To compensate for this, I added a variable and a check for the variable's status. The playlist sets NewShow to true on launch, and the fader sets it to false, and then checks on each loop to see if it's true or false. If it's true, it should quit the loop. There's just one problem: It doesn't.
I have tried setting it as a property that defaults to false, I have tried setting it as a property that defaults to true. I have tried putting the check in different parts of the loop, I have tried putting multiple checks all through the loop, I have tried all kinds of variations, it never gets the variable status.
The basic problem is that the second script invocation fires while the first one is still running, and they start stomping on each other's changes. The usual solution is to create some sort of "semaphore" that allows the two invocations to communicate state and keep out of each other's hair. That much you already figured out.
The trick is, script properties make terrible cross-process semaphores. You're assuming that the property value is shared between different simultaneous executions of the script, and that isn't the case. Properties (and, by what I believe to be an accident, global variables) are "persistent", that is, their values are written back to the script file, but not until the script finishes running, and the whole point here is that the first script *hasn't* finished running yet.

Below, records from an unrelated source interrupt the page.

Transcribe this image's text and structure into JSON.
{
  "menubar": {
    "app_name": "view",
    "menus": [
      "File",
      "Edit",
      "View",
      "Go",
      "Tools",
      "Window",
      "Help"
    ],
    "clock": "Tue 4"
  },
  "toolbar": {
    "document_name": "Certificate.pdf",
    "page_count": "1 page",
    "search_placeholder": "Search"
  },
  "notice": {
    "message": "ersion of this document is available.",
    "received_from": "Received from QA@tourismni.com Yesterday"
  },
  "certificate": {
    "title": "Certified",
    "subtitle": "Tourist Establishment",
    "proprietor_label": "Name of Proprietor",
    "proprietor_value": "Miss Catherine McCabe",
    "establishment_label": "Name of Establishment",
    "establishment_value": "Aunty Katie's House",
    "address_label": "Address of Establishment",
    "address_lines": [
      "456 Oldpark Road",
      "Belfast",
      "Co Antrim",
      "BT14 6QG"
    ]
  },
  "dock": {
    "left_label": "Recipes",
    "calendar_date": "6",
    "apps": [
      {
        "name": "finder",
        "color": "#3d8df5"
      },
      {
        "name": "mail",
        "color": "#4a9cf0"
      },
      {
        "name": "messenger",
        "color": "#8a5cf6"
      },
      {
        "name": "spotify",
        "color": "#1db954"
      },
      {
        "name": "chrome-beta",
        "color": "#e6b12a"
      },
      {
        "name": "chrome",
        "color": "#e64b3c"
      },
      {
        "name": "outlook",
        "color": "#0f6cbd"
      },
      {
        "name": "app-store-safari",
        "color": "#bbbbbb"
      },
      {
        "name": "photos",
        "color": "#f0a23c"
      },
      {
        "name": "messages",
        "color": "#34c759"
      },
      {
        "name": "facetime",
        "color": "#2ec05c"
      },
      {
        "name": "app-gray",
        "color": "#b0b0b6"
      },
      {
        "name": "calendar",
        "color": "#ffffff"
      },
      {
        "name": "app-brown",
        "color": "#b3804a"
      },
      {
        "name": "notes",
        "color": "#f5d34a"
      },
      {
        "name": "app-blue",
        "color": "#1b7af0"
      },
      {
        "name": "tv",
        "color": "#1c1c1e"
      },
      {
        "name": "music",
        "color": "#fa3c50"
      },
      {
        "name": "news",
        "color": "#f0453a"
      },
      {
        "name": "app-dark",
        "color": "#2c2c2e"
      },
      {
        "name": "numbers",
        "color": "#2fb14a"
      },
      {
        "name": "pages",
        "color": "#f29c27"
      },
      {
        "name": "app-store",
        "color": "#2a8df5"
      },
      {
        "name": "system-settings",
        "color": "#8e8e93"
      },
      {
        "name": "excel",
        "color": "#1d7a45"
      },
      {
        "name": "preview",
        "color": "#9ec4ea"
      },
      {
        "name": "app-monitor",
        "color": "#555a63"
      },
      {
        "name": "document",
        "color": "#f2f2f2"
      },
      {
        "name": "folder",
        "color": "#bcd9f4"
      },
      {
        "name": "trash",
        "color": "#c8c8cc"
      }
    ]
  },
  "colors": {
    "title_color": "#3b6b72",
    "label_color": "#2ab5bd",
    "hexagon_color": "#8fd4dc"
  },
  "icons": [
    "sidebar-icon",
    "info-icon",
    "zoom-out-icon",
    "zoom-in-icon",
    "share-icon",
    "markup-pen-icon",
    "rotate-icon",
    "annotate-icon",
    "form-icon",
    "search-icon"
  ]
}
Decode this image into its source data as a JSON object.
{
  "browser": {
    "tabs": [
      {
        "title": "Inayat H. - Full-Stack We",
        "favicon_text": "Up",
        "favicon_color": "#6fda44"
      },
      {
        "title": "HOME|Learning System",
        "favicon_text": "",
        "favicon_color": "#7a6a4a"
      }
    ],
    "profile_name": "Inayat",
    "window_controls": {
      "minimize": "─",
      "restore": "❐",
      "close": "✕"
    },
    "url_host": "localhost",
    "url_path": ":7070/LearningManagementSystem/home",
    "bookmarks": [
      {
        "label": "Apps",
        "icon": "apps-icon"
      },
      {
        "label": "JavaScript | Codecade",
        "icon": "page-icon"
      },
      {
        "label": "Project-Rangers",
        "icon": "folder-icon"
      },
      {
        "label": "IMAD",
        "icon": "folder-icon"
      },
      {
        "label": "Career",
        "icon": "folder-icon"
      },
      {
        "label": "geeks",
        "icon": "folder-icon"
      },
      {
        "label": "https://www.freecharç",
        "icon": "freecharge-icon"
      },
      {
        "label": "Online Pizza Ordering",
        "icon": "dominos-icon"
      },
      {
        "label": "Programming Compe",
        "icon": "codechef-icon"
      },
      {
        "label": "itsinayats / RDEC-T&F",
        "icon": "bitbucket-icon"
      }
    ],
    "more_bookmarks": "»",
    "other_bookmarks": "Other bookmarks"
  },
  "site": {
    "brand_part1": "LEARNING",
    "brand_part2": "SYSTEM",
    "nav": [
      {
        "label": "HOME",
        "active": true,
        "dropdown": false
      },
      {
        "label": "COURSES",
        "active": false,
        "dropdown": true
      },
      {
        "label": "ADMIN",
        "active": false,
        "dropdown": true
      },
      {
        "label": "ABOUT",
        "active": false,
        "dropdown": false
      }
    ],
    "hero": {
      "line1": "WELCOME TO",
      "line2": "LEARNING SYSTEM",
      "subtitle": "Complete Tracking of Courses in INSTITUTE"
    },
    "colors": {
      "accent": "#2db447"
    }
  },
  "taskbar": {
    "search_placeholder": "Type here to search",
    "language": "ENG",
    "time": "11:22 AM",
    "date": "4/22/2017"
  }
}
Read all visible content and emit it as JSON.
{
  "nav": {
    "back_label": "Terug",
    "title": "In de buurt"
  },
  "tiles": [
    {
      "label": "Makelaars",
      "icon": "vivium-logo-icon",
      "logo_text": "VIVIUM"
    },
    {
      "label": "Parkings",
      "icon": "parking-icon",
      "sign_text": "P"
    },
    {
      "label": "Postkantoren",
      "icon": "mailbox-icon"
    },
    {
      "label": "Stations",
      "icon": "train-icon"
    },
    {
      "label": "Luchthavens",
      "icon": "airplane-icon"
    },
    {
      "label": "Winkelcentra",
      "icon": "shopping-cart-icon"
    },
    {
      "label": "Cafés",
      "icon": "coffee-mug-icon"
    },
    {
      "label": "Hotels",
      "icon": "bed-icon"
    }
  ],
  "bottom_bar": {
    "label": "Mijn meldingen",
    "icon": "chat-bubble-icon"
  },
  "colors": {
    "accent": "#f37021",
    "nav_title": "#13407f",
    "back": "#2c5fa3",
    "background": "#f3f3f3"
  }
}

If you're going to use a semaphore, it needs to be in some location that's accessible to both processes, and, more to the point, if one process changes it, the other process needs to be able to see the change. The old-school way to do this is to write a temporary file somewhere and then delete it when you're done -- the existence of the file itself can be the semaphore. Another possibility would be to use a user preference (a la "defaults write" or some such).
Alternatively, it might also be possible to write your script to be less vulnerable to interference. For instance, your fader could check if the volume is still the last thing it set it to. If it's not, then obviously someone else is changing the volume, and it should quit trying to fade. Or you could write an actual application to do the scheduling instead of making cron(8) do it, and then you aren't obliged to run each script as a separate process.